The Samuel IT project management office (PMO) is a small team with a large number of IT projects always on the go across the organization. In the past, the PMO has used several versions of Microsoft Project Server and a recent Nintex implementation to help streamline the IT project life cycle, but the PMO still struggled to achieve start-to-end visibility. With too many manual processes across systems and groups, it needed to modernize project management just to keep up with its workload.

“We’ve used Project Server for many years,” says Neeta Manghnani, IT PMO Manager at Samuel. “But to cope with so many systems, we had to manually create projects, so there was a lot of manual effort.”

“We wouldn’t have achieved this level of success with our on-premises system. With Power Automate, we have improved our processes by leaps and bounds.” 

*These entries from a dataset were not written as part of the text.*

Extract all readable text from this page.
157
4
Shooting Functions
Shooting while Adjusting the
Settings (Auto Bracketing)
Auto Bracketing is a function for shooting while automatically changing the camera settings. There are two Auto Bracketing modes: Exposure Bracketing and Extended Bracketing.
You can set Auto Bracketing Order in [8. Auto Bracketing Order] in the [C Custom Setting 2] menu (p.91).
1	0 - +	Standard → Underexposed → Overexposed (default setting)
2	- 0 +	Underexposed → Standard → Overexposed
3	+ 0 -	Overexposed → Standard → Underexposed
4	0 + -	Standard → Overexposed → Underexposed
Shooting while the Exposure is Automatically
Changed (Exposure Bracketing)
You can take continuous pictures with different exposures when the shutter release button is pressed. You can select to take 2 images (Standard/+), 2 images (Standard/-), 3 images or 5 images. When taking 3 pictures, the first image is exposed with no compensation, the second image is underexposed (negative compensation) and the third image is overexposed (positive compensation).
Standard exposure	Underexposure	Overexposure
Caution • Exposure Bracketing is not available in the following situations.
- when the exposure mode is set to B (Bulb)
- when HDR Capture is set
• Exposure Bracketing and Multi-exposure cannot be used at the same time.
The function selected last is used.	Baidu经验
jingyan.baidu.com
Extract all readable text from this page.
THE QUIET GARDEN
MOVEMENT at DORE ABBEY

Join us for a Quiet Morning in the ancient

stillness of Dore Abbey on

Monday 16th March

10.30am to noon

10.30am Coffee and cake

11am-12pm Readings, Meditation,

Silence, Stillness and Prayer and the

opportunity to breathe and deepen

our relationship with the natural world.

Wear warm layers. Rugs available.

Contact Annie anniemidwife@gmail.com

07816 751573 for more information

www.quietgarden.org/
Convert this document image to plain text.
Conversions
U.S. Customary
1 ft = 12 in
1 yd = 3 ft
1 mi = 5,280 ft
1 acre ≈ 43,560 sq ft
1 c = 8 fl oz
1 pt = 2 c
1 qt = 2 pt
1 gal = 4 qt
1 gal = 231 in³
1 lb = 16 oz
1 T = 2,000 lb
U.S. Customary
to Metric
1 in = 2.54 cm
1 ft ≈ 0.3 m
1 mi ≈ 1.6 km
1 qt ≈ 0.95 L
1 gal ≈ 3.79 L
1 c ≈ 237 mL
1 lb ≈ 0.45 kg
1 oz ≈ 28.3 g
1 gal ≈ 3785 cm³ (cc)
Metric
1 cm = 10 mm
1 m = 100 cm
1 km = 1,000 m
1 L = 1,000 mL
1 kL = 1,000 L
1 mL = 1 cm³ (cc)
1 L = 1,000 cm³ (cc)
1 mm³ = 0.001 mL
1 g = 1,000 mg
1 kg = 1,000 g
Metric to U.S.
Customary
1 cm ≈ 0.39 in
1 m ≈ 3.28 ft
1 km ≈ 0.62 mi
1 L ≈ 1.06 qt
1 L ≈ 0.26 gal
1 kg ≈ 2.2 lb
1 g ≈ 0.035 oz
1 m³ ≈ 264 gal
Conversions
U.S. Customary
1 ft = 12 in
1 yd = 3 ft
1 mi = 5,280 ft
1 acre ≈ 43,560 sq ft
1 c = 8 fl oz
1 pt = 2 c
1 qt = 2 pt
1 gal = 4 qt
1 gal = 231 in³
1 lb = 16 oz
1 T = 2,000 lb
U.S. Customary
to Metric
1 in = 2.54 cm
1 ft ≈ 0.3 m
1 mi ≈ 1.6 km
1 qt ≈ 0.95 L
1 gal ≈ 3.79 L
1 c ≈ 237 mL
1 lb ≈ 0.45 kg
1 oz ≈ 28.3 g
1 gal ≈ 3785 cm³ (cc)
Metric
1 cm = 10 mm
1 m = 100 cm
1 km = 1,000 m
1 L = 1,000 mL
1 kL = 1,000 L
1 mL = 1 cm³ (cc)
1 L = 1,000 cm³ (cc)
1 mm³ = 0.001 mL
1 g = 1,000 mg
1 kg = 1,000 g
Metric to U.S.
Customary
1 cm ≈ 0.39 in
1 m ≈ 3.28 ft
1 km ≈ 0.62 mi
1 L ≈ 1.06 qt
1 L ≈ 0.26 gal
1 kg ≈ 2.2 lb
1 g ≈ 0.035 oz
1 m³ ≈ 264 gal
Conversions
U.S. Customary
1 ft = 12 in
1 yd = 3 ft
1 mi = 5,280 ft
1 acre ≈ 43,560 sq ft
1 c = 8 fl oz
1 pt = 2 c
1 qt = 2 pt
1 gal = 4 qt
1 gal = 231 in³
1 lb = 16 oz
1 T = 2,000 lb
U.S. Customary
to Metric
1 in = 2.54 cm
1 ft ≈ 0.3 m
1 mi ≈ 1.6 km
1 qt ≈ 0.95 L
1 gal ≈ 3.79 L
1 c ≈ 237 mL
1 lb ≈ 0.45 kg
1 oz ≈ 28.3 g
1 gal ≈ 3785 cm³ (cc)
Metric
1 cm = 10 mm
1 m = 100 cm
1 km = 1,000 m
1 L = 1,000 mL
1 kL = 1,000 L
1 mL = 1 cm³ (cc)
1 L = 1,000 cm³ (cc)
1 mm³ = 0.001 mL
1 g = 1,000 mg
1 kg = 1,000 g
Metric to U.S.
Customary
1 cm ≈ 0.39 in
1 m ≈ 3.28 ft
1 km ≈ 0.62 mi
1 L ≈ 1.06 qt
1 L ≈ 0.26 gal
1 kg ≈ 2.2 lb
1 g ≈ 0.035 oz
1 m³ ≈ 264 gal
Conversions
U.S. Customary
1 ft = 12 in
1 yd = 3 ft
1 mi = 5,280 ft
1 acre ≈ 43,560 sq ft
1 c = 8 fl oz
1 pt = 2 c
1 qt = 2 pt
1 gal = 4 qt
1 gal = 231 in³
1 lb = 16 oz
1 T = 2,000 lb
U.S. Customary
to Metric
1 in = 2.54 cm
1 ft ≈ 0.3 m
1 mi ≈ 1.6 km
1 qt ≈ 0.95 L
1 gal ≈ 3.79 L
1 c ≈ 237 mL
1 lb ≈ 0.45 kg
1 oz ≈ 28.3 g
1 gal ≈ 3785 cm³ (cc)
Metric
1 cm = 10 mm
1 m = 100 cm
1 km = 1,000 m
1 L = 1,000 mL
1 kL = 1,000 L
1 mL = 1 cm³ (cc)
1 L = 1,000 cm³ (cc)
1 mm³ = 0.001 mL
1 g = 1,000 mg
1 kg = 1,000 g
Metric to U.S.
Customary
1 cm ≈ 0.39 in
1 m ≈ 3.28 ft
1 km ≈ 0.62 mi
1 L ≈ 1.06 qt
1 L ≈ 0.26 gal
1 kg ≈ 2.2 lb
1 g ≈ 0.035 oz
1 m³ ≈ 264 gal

Using Microsoft Power Automate—formerly known as Microsoft Flow—the Samuel PMO built out project intake process and a dynamic approvals process, which eliminates a huge amount of manual effort. It offers a centralized, automated way for project and account managers to get approvals from stakeholders and sponsors anywhere in the business. It also means that they no longer need to use other third-party tools to handle the approvals process.

With the new workflow, project managers can easily assign tasks to the personnel involved, so they get reminders to approve a statement of work or change request, or to provide a digital signature. It’s faster, simpler and—most importantly—completely digitized.

“Before we deployed Power Automate, approvals required a physical signature,” says Jill Todoschuk, Director of Business Solutions Management at Samuel. “Now it’s all automated and digitally stored on SharePoint”.

ServiceNow is Samuel’s IT ticketing system for helpdesk and project intake. All Samuel employees have access to this tool to request anything, including IT projects. The PMO used Power Automate to connect ServiceNow to Project Online, where employees create project requests. It uses Microsoft Power BI to give project managers unprecedented insight into their resources, how they’re allocated, and how that affects project timelines. In a business that demands constant shuffling of projects to meet deadlines and maintain regulatory compliance, this is critical.

“Before, we didn’t have any real visibility into our resources,” says Cheryl Rogers, Account Manager (Applications) at Samuel. “We always had a lot of projects in our queue, but we couldn’t be sure if we had the resources to fulfill them.”

The PMO uses detailed dashboards and customizable reports in Power BI to better understand resource allocation, and to visualize that for the rest of the business, too. “If we don’t have the resources for a project, we need to discuss with the business which projects to prioritize, or what to outsource,” says Rogers. “With Project Online and Microsoft Power Platform, we have the tools to make that conversation much easier.”